Colonel Boyd knew that fighter pilots were constantly encountering high-stakes situations with life or death consequences. They needed a system for decision-making that would withstand the pressure and allow for continuous, context-driven improvements.
The OODA loop is an iterative process of four key steps:
- Observe: Observe the environment and gather information about the situation. Actively seek out information from various sources, such as data, reports, and feedback from stakeholders. It is essential to collect as much information as possible to gain a comprehensive understanding of the situation.
- Orient: Orient oneself to the situation. Analyze the information gathered in the observation phase and assess how it relates to the current situation. Consider previous experiences, biases, and mental models to help understand the context of the situation. The orient phase allows for a deeper understanding of the situation and helps to identify patterns or trends.
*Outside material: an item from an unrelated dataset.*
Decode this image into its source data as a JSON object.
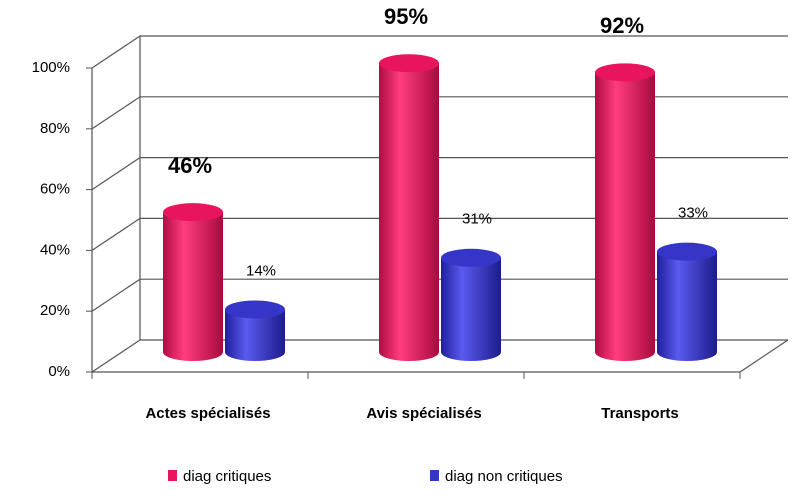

- Decide: Decide on a course of action based on the information gathered and the analysis conducted in the previous two steps. This decision-making process should take into account the potential risks, consequences, and outcomes of each option. It is important to consider different scenarios and their potential outcomes to select the most appropriate course of action.
- Act: Act on the decision made in the previous step. This involves executing the chosen course of action and monitoring its progress. It’s crucial to remain flexible and adaptable during this phase, as unforeseen challenges often arise, requiring a reassessment of the situation and a potential adjustment of the course of action.
The OODA loop is intended to be iterative, meaning that the results of each step feed back into the beginning of the loop, informing subsequent iterations. For example, new information gathered during the ACT phase may require a return to the OBSERVE phase to gather additional data.
The iterative approach enables continuous improvement and refinement of the decision-making process.
While initially created for military use, the OODA Loop has become a popular business decision-making tool, with companies such as Amazon, Toyota, and Apple known to incorporate the OODA Loop into the decision-making toolkits of their senior employees.
The formal process laid out above can feel slow and intimidating, but once internalized, the OODA Loop is a tool for speed
- Observe the situation and mentally note any key data points.
- Place data in the context of existing knowledge and mental maps to create a picture of the current situation.
- Make a decision on how to act in light of that situation.
- Act and assess for any necessary adjustments.
As a rule of thumb, if you walk through it methodically 3-5 times, you’ll add it to your toolkit and be able to do it naturally in the future.